Mas, o magnetismo da tormenta danificou os equipamentos eletroeletrônicos da nave de pesca. Estou à deriva, sangrando. Se não for encontrada logo temo que meus pais terão que lançar as pétalas de parassóis no cosmo.


Conheça o autor


Fabiano Sorbara é artista plástico e digital, além de escritor. Suas obras são inspiradas no abstracionismo e no surrealismo. Já seus escritos pairam entre a comédia e o realismo mágico. Participou de algumas antologias, incluindo “Ninguém é feliz no Natal'', da Fa Editorial, e da newsletter Pulpa, da Editora Escambau. Teve, também, destaque com alguns prêmios na categoria microconto.




Fabiano, além de escritor, você é artista. Você diria que suas artes dialogam com sua escrita?

É uma história longa, mas resumindo: a pintura em tela deu um rumo para a minha vida. Comecei a pintar quadros aos 29 anos, e descobri um universo mágico. Com o tempo migrei para a arte digital, tenho explorado obras abstratas e colagens digitais com foco no surrealismo.


Acredito que o diálogo entre as obras visuais e a escrita se dá com essa pegada surreal, principalmente nos contos, que se passam na cidadezinha de Santa Madalena Arrependida, provavelmente meu futuro primeiro livro.
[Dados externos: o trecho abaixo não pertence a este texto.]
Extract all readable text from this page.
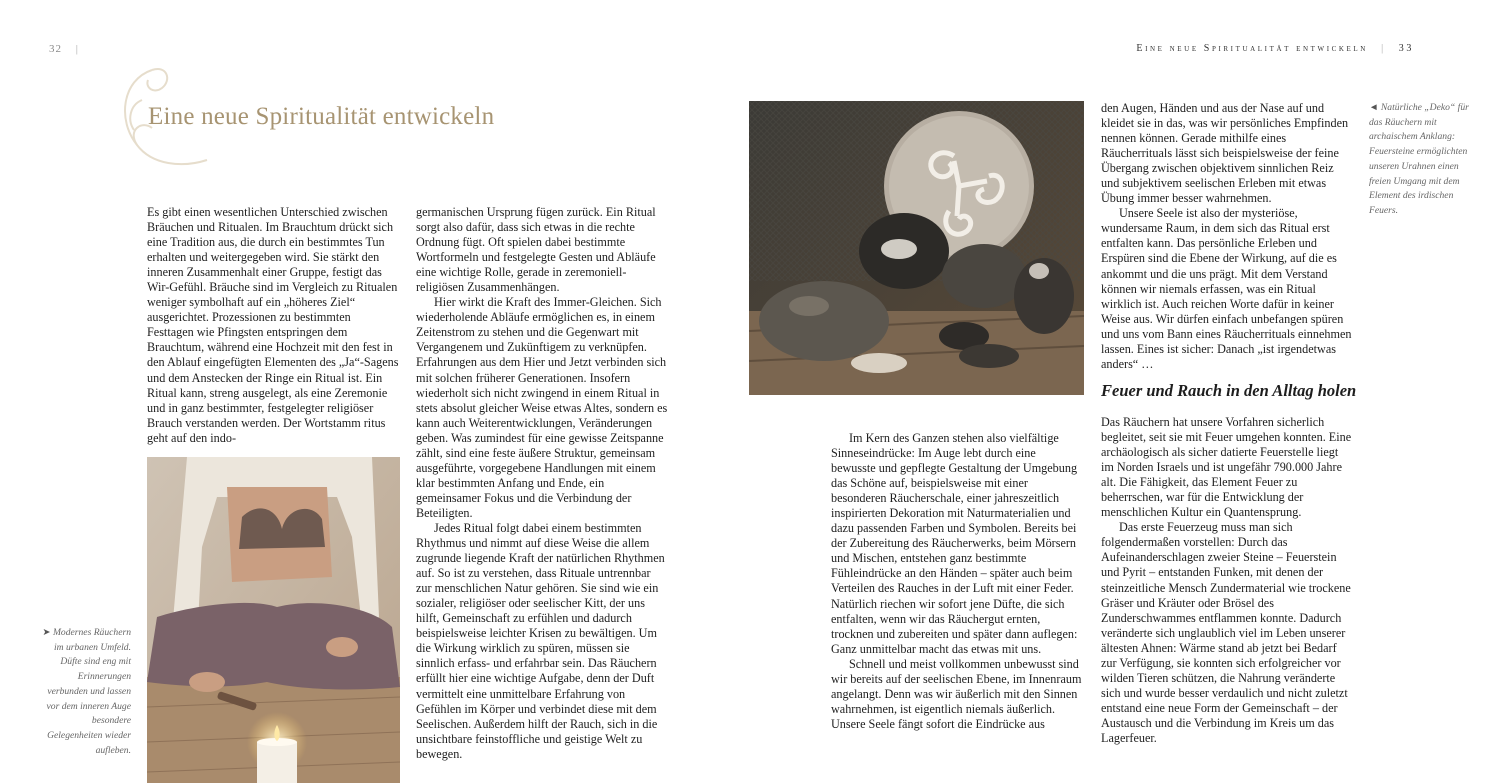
32 |	Eine neue Spiritualität entwickeln | 33
Eine neue Spiritualität entwickeln

Es gibt einen wesentlichen Unterschied zwischen Bräuchen und Ritualen. Im Brauchtum drückt sich eine Tradition aus, die durch ein bestimmtes Tun erhalten und weitergegeben wird. Sie stärkt den inneren Zusammenhalt einer Gruppe, festigt das Wir-Gefühl. Bräuche sind im Vergleich zu Ritualen weniger symbolhaft auf ein „höheres Ziel“ ausgerichtet. Prozessionen zu bestimmten Festtagen wie Pfingsten entspringen dem Brauchtum, während eine Hochzeit mit den fest in den Ablauf eingefügten Elementen des „Ja“-Sagens und dem Anstecken der Ringe ein Ritual ist. Ein Ritual kann, streng ausgelegt, als eine Zeremonie und in ganz bestimmter, festgelegter religiöser Brauch verstanden werden. Der Wortstamm ritus geht auf den indo-

germanischen Ursprung fügen zurück. Ein Ritual sorgt also dafür, dass sich etwas in die rechte Ordnung fügt. Oft spielen dabei bestimmte Wortformeln und festgelegte Gesten und Abläufe eine wichtige Rolle, gerade in zeremoniell-religiösen Zusammenhängen.

Hier wirkt die Kraft des Immer-Gleichen. Sich wiederholende Abläufe ermöglichen es, in einem Zeitenstrom zu stehen und die Gegenwart mit Vergangenem und Zukünftigem zu verknüpfen. Erfahrungen aus dem Hier und Jetzt verbinden sich mit solchen früherer Generationen. Insofern wiederholt sich nicht zwingend in einem Ritual in stets absolut gleicher Weise etwas Altes, sondern es kann auch Weiterentwicklungen, Veränderungen geben. Was zumindest für eine gewisse Zeitspanne zählt, sind eine feste äußere Struktur, gemeinsam ausgeführte, vorgegebene Handlungen mit einem klar bestimmten Anfang und Ende, ein gemeinsamer Fokus und die Verbindung der Beteiligten.

Jedes Ritual folgt dabei einem bestimmten Rhythmus und nimmt auf diese Weise die allem zugrunde liegende Kraft der natürlichen Rhythmen auf. So ist zu verstehen, dass Rituale untrennbar zur menschlichen Natur gehören. Sie sind wie ein sozialer, religiöser oder seelischer Kitt, der uns hilft, Gemeinschaft zu erfühlen und dadurch beispielsweise leichter Krisen zu bewältigen. Um die Wirkung wirklich zu spüren, müssen sie sinnlich erfass- und erfahrbar sein. Das Räuchern erfüllt hier eine wichtige Aufgabe, denn der Duft vermittelt eine unmittelbare Erfahrung von Gefühlen im Körper und verbindet diese mit dem Seelischen. Außerdem hilft der Rauch, sich in die unsichtbare feinstoffliche und geistige Welt zu bewegen.

➤ Modernes Räuchern im urbanen Umfeld. Düfte sind eng mit Erinnerungen verbunden und lassen vor dem inneren Auge besondere Gelegenheiten wieder aufleben.

Im Kern des Ganzen stehen also vielfältige Sinneseindrücke: Im Auge lebt durch eine bewusste und gepflegte Gestaltung der Umgebung das Schöne auf, beispielsweise mit einer besonderen Räucherschale, einer jahreszeitlich inspirierten Dekoration mit Naturmaterialien und dazu passenden Farben und Symbolen. Bereits bei der Zubereitung des Räucherwerks, beim Mörsern und Mischen, entstehen ganz bestimmte Fühleindrücke an den Händen – später auch beim Verteilen des Rauches in der Luft mit einer Feder. Natürlich riechen wir sofort jene Düfte, die sich entfalten, wenn wir das Räuchergut ernten, trocknen und zubereiten und später dann auflegen: Ganz unmittelbar macht das etwas mit uns.

Schnell und meist vollkommen unbewusst sind wir bereits auf der seelischen Ebene, im Innenraum angelangt. Denn was wir äußerlich mit den Sinnen wahrnehmen, ist eigentlich niemals äußerlich. Unsere Seele fängt sofort die Eindrücke aus

den Augen, Händen und aus der Nase auf und kleidet sie in das, was wir persönliches Empfinden nennen können. Gerade mithilfe eines Räucherrituals lässt sich beispielsweise der feine Übergang zwischen objektivem sinnlichen Reiz und subjektivem seelischen Erleben mit etwas Übung immer besser wahrnehmen.

Unsere Seele ist also der mysteriöse, wundersame Raum, in dem sich das Ritual erst entfalten kann. Das persönliche Erleben und Erspüren sind die Ebene der Wirkung, auf die es ankommt und die uns prägt. Mit dem Verstand können wir niemals erfassen, was ein Ritual wirklich ist. Auch reichen Worte dafür in keiner Weise aus. Wir dürfen einfach unbefangen spüren und uns vom Bann eines Räucherrituals einnehmen lassen. Eines ist sicher: Danach „ist irgendetwas anders“ …

Feuer und Rauch in den Alltag holen

Das Räuchern hat unsere Vorfahren sicherlich begleitet, seit sie mit Feuer umgehen konnten. Eine archäologisch als sicher datierte Feuerstelle liegt im Norden Israels und ist ungefähr 790.000 Jahre alt. Die Fähigkeit, das Element Feuer zu beherrschen, war für die Entwicklung der menschlichen Kultur ein Quantensprung.

Das erste Feuerzeug muss man sich folgendermaßen vorstellen: Durch das Aufeinanderschlagen zweier Steine – Feuerstein und Pyrit – entstanden Funken, mit denen der steinzeitliche Mensch Zundermaterial wie trockene Gräser und Kräuter oder Brösel des Zunderschwammes entflammen konnte. Dadurch veränderte sich unglaublich viel im Leben unserer ältesten Ahnen: Wärme stand ab jetzt bei Bedarf zur Verfügung, sie konnten sich erfolgreicher vor wilden Tieren schützen, die Nahrung veränderte sich und wurde besser verdaulich und nicht zuletzt entstand eine neue Form der Gemeinschaft – der Austausch und die Verbindung im Kreis um das Lagerfeuer.

◄ Natürliche „Deko“ für das Räuchern mit archaischem Anklang: Feuersteine ermöglichten unseren Urahnen einen freien Umgang mit dem Element des irdischen Feuers.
Então conta pra gente sobre sua trajetória literária?

Bom, só me aproximei da literatura aos 36 anos. Parece estranho para quem hoje adora escrever, mas até essa idade eu não possuía o hábito da leitura e a prática da escrita. Lia pouquíssimo e não passava pela minha cabeça me tornar um escritor. Porém, isso mudou repentinamente numa manhã de junho de 2011, dia que perdi minha visão.


De repente eu estava cego e necessitava fazer uma cirurgia na cabeça para a retirada de um abcesso cerebral. Mesmo com o procedimento de urgência, era incerto se eu voltaria a enxergar.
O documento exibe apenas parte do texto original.